Elija bien la ubicación
Hay que evitar construir en taludes, laderas, quebradas, zonas inundables y riberas de ríos. En ese sentido, el arquitecto alaba los métodos empleados por los ancestros, que colocaban cubiertas largas para proteger las viviendas del sol y la lluvia y usaban madera de la carpintería naval española.
“Construían en altura, no al lado de cerros o lugares inapropiados como sucede hoy. Cogían la madera, le hacían cortes, le metían cuñas y colocaban contrafuertes. Entonces, las casas bailaban con los temblores. Hay viviendas de madera o de caña y barro que han aguantado 120 años. Cortaban la caña con la luna menguante, cuando la gravedad provoca que baje el nivel del mar y, por consiguiente, el de las aguas subterráneas. Así, la caña absorbe menos líquido y tiene menos savia y azúcares, de modo que los bichos no la devoran igual. Los jóvenes de hoy quieren plata y la cortan indiscriminadamente”, expone.
Los riesgos del suelo manabita
El suelo de Manabí es “malo”, de arcilla “expansiva”. Cuando las tormentas arrecian, “se hincha” y hace reventar todo lo que se le pone por delante: pisos, cisternas... Después, al secarse, sucede lo contrario: se contrae. “Es como un acordeón. Por eso hay tantas fisuras en las paredes y las carreteras parecen camellos”, explica Camino.
Tras los últimos chubascos, el nivel de las aguas subterráneas era muy alto, de modo que el subsuelo estaba “blando”. Y eso pudo propiciar que, con el movimiento telúrico, tantas edificaciones se desplomaran en puntos como las riberas del río Portoviejo. “Es como si se hiciera un vacío”, señala el ingeniero.
Por lo tanto, al llevar a cabo la cimentación es crucial que los obreros caven más allá de la capa arcillosa, amarren ahí la base para dar más estabilidad al inmueble y creen canalizaciones con el objetivo de sacar al exterior el agua filtrada: “Nuestros edificios deben tener nuevos zapatos”, sostiene el rector de la Universidad Laica Eloy Alfaro.

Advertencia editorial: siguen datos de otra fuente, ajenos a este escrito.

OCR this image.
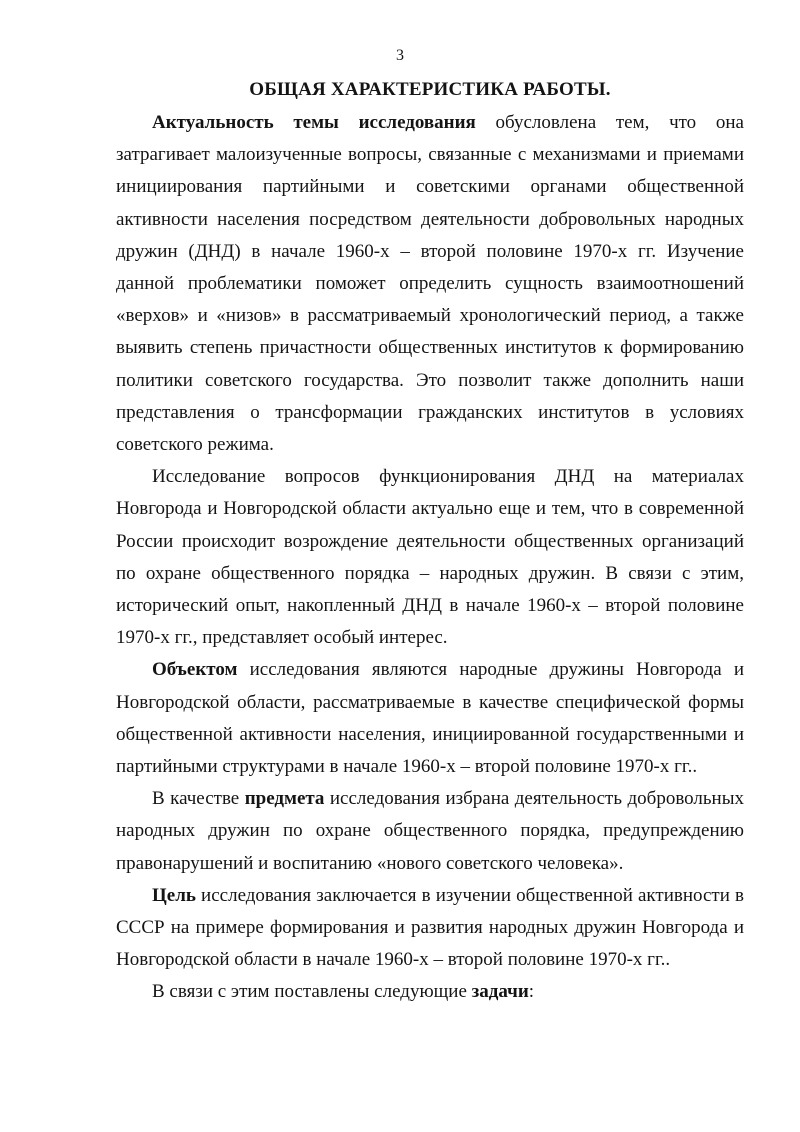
3
ОБЩАЯ ХАРАКТЕРИСТИКА РАБОТЫ.

Актуальность темы исследования обусловлена тем, что она затрагивает малоизученные вопросы, связанные с механизмами и приемами инициирования партийными и советскими органами общественной активности населения посредством деятельности добровольных народных дружин (ДНД) в начале 1960-х – второй половине 1970-х гг. Изучение данной проблематики поможет определить сущность взаимоотношений «верхов» и «низов» в рассматриваемый хронологический период, а также выявить степень причастности общественных институтов к формированию политики советского государства. Это позволит также дополнить наши представления о трансформации гражданских институтов в условиях советского режима.

Исследование вопросов функционирования ДНД на материалах Новгорода и Новгородской области актуально еще и тем, что в современной России происходит возрождение деятельности общественных организаций по охране общественного порядка – народных дружин. В связи с этим, исторический опыт, накопленный ДНД в начале 1960-х – второй половине 1970-х гг., представляет особый интерес.

Объектом исследования являются народные дружины Новгорода и Новгородской области, рассматриваемые в качестве специфической формы общественной активности населения, инициированной государственными и партийными структурами в начале 1960-х – второй половине 1970-х гг..

В качестве предмета исследования избрана деятельность добровольных народных дружин по охране общественного порядка, предупреждению правонарушений и воспитанию «нового советского человека».

Цель исследования заключается в изучении общественной активности в СССР на примере формирования и развития народных дружин Новгорода и Новгородской области в начале 1960-х – второй половине 1970-х гг..

В связи с этим поставлены следующие задачи:
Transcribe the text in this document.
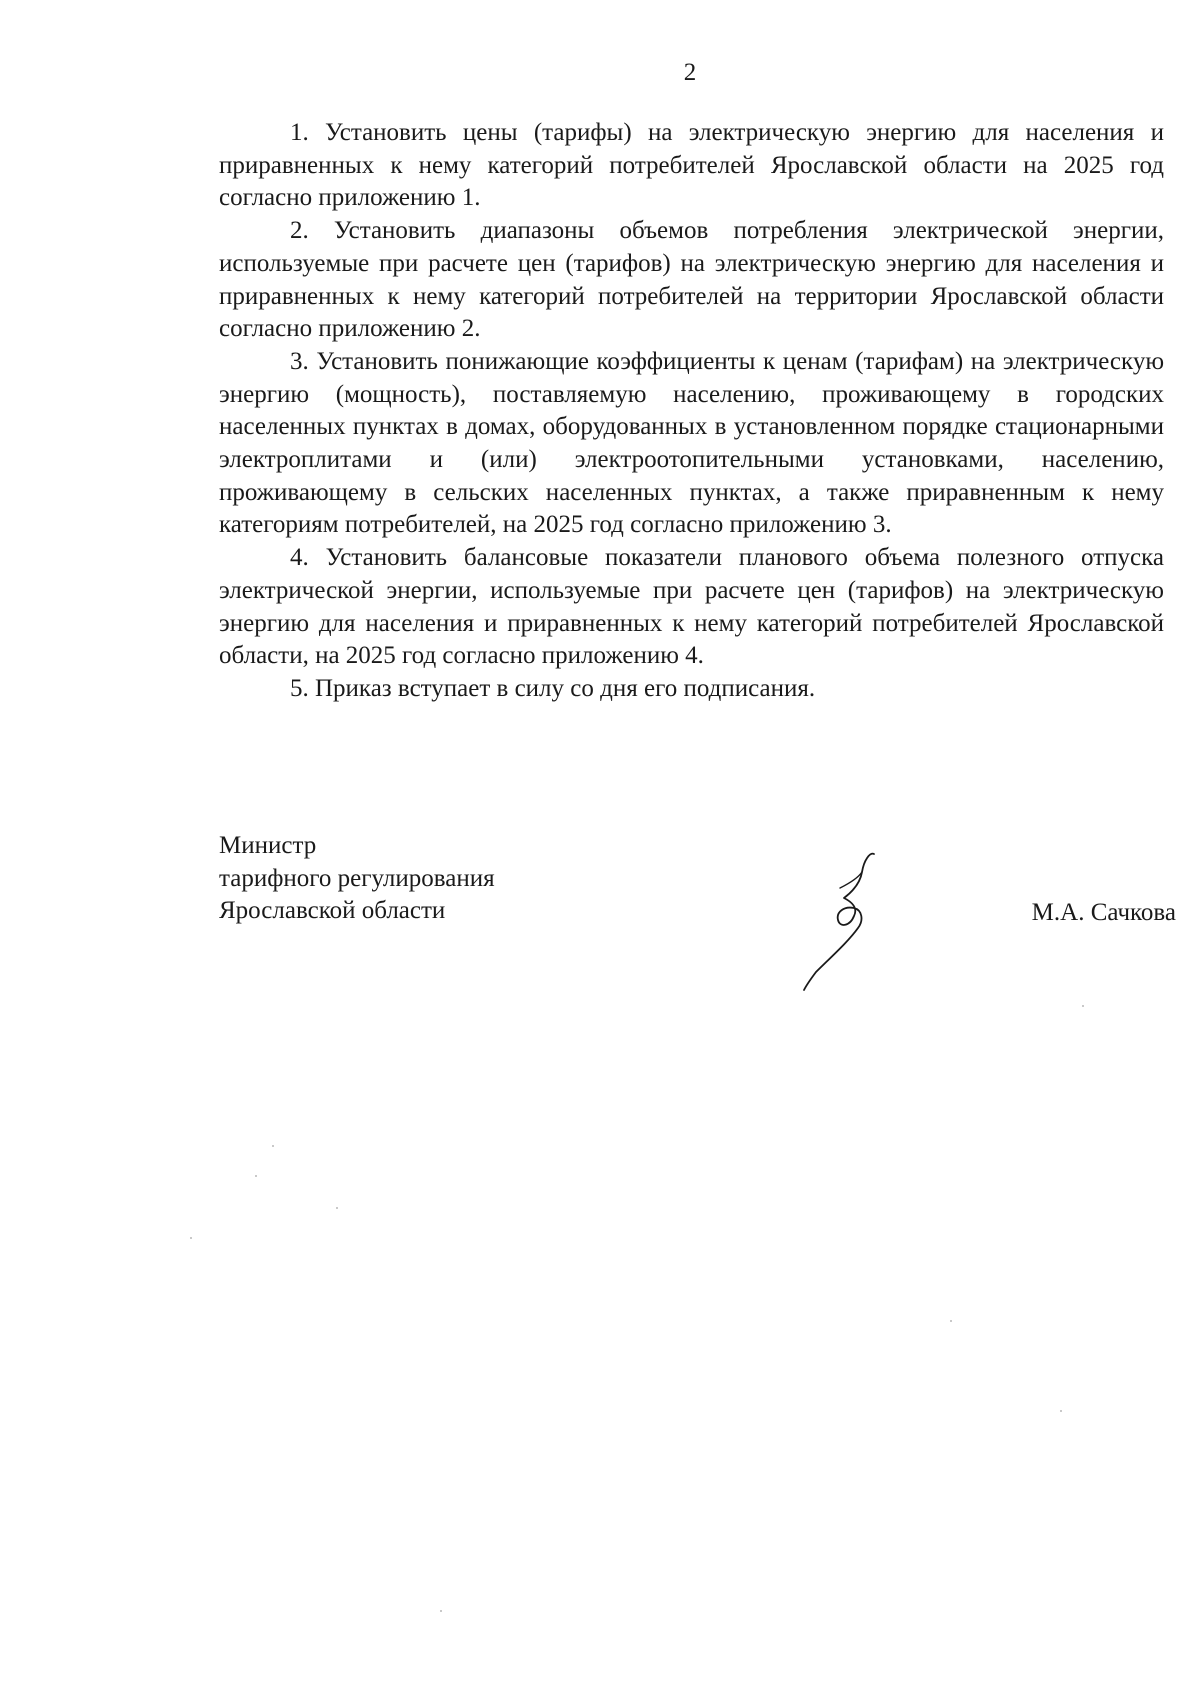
2

1. Установить цены (тарифы) на электрическую энергию для населения и приравненных к нему категорий потребителей Ярославской области на 2025 год согласно приложению 1.

2. Установить диапазоны объемов потребления электрической энергии, используемые при расчете цен (тарифов) на электрическую энергию для населения и приравненных к нему категорий потребителей на территории Ярославской области согласно приложению 2.

3. Установить понижающие коэффициенты к ценам (тарифам) на электрическую энергию (мощность), поставляемую населению, проживающему в городских населенных пунктах в домах, оборудованных в установленном порядке стационарными электроплитами и (или) электроотопительными установками, населению, проживающему в сельских населенных пунктах, а также приравненным к нему категориям потребителей, на 2025 год согласно приложению 3.

4. Установить балансовые показатели планового объема полезного отпуска электрической энергии, используемые при расчете цен (тарифов) на электрическую энергию для населения и приравненных к нему категорий потребителей Ярославской области, на 2025 год согласно приложению 4.

5. Приказ вступает в силу со дня его подписания.

Министр
тарифного регулирования
Ярославской области	М.А. Сачкова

En casos como el de Bahía de Caráquez, donde a menudo se construye prácticamente sobre arena, es necesario seguir el modelo de Venecia para que los inmuebles no se vayan hundiendo con los años. La solución pasa por clavar “muchos pilotes en punta” a gran profundidad. Pero como esos procesos resultan muy costosos, la mejor opción para las personas sin recursos es buscar otra clase de terreno.